Chapitre 18 - « Avant que les méchants ne nous rattrapent. »
Ses iris ne le quittaient pas. Elles restaient concentrées sur lui tandis que sur son visage, posé sur le genou qu'il avait ramené vers son torse, s'était imprimée une expression des plus pensives. Que c'était rare de voir Katsuki arborer un air aussi paisible, aussi tranquille. Malgré le manque de lumière environnant, Izuku ne possédait aucun mal à discerner ses traits, notamment grâce à la proximité qu'il entretenait avec lui. Il ne s'était pas mis trop près non plus, histoire de ne pas le mettre mal à l'aise, ou le surprendre une fois qu'il reprendrait connaissance. Non, c'était une distance respectable qui les séparait.
Plusieurs heures s'étaient écoulées, depuis qu'il avait assommé son ami d'enfance afin de l'amener ici, dans ce bâtiment inhabité, désaffecté, là où personne ne les trouverait. Ou en tout cas, pas dans l'immédiat. De toute façon, ils ne s'y attarderaient pas. Ce serait compliqué de se déplacer, avec la jambe du blond, mais Izuku pourrait toujours le porter en cas de besoin. C'était bien ce qu'il avait fait, de l'appartement de Red Riot et Suneater jusqu'ici, alors il pouvait très bien recommencer. Certes, Katsuki faisait son poids, surtout avec le développement de ses muscles lors de ses années d'entraînements mais bien que le vert puisse sembler plutôt frêle aux premiers abords il était, lui aussi, capable de s'en sortir, physiquement.
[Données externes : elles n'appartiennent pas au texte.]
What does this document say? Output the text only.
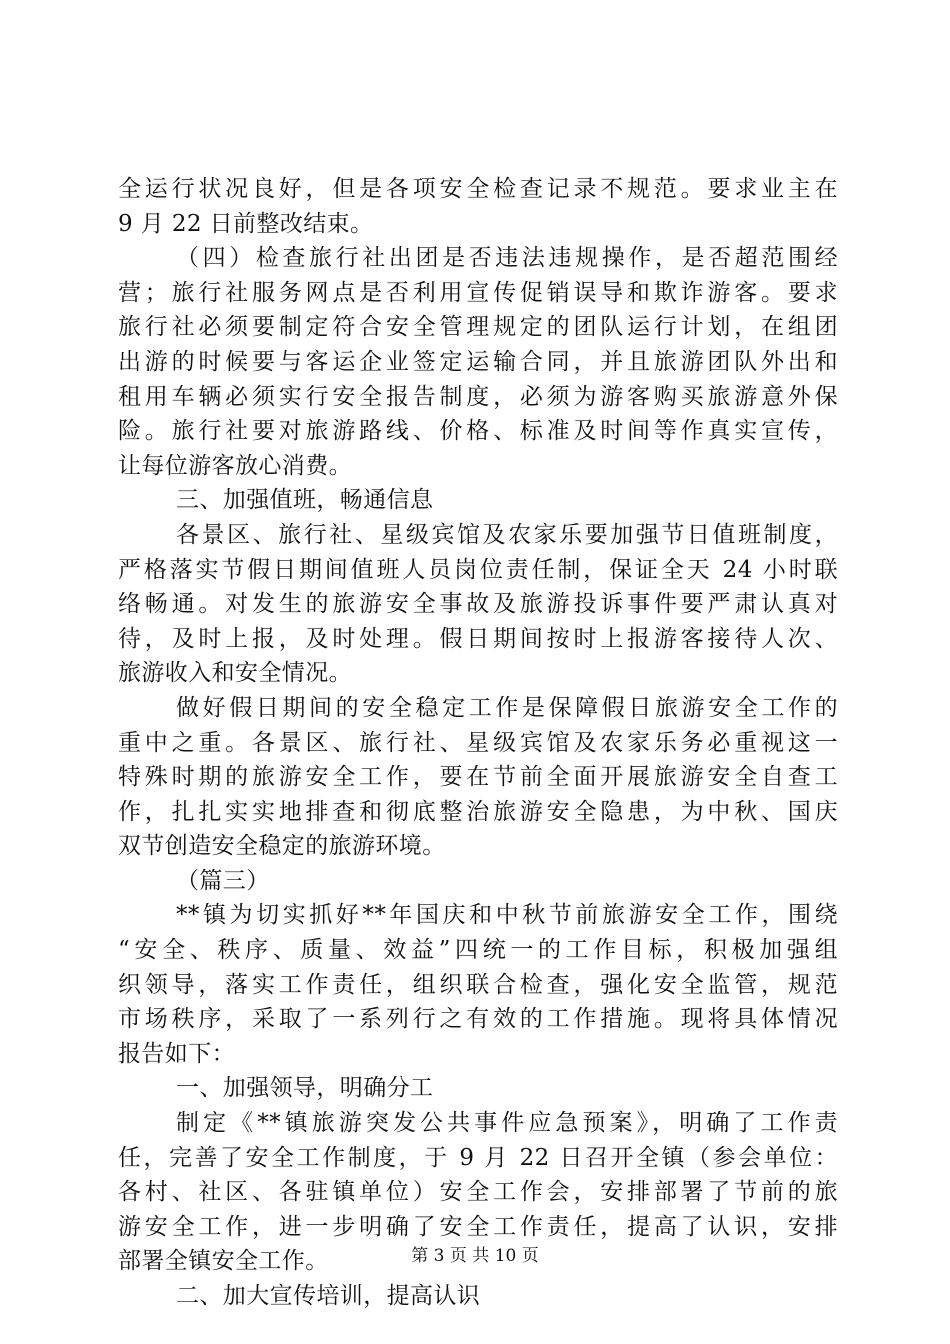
全运行状况良好，但是各项安全检查记录不规范。要求业主在
9 月 22 日前整改结束。
（四）检查旅行社出团是否违法违规操作，是否超范围经
营；旅行社服务网点是否利用宣传促销误导和欺诈游客。要求
旅行社必须要制定符合安全管理规定的团队运行计划，在组团
出游的时候要与客运企业签定运输合同，并且旅游团队外出和
租用车辆必须实行安全报告制度，必须为游客购买旅游意外保
险。旅行社要对旅游路线、价格、标准及时间等作真实宣传，
让每位游客放心消费。
三、加强值班，畅通信息
各景区、旅行社、星级宾馆及农家乐要加强节日值班制度，
严格落实节假日期间值班人员岗位责任制，保证全天 24 小时联
络畅通。对发生的旅游安全事故及旅游投诉事件要严肃认真对
待，及时上报，及时处理。假日期间按时上报游客接待人次、
旅游收入和安全情况。
做好假日期间的安全稳定工作是保障假日旅游安全工作的
重中之重。各景区、旅行社、星级宾馆及农家乐务必重视这一
特殊时期的旅游安全工作，要在节前全面开展旅游安全自查工
作，扎扎实实地排查和彻底整治旅游安全隐患，为中秋、国庆
双节创造安全稳定的旅游环境。
（篇三）
**镇为切实抓好**年国庆和中秋节前旅游安全工作，围绕
“安全、秩序、质量、效益”四统一的工作目标，积极加强组
织领导，落实工作责任，组织联合检查，强化安全监管，规范
市场秩序，采取了一系列行之有效的工作措施。现将具体情况
报告如下：
一、加强领导，明确分工
制定《**镇旅游突发公共事件应急预案》，明确了工作责
任，完善了安全工作制度，于 9 月 22 日召开全镇（参会单位：
各村、社区、各驻镇单位）安全工作会，安排部署了节前的旅
游安全工作，进一步明确了安全工作责任，提高了认识，安排
部署全镇安全工作。
二、加大宣传培训，提高认识
第 3 页 共 10 页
Le jour ne tarderait sans doute pas à se lever. Il pouvait voir, depuis l'unique fenêtre de la pièce, que le ciel commençait à s'éclaircir, faisant peu à peu se fondre les étoiles dans son immensité, les rendant un peu plus pâles à chaque seconde. Les rues allaient bientôt commencer à s'animer, à se remplir de personnes se rendant à l'école, au travail, ou sortant tout simplement pour profiter de l'air frais matinal. Il n'y avait que peu de chances que qui que ce soit passe par la ruelle dans laquelle se trouvait le bâtiment en question, mais les bruits de la ville leur parviendraient sûrement de toute façon. Izuku se demandait s'il ne devait pas profiter de la tranquillité encore présente pour sortir afin de ramener quelque chose à manger pour lui et Katsuki. Il risquerait d'avoir faim en se réveillant. Mais s'il se réveillait, justement, pendant que le vilain ne se trouvait pas dans les parages ? Pouvait-il vraiment se permettre de le laisser sans surveillance ? Cela devrait aller si ce n'était que pour cinq minutes, pas vrai ? Et puis, ce n'était pas comme si le blond pouvait aller bien loin.
Le garçon aux cheveux bouclés soupira longuement avant de se relever. Il épousseta son pantalon, rabattit la capuche de son sweat noir – il avait pu se changer chez Eijirou et Tamaki, après s'être douché – sur le crâne, et avança vers son bel endormi, adossé contre le mur, pour poser une main dans ses mèches cendrées qu'il caressa le temps de quelques secondes, leurs filaments filants entre les doigts du tacheté.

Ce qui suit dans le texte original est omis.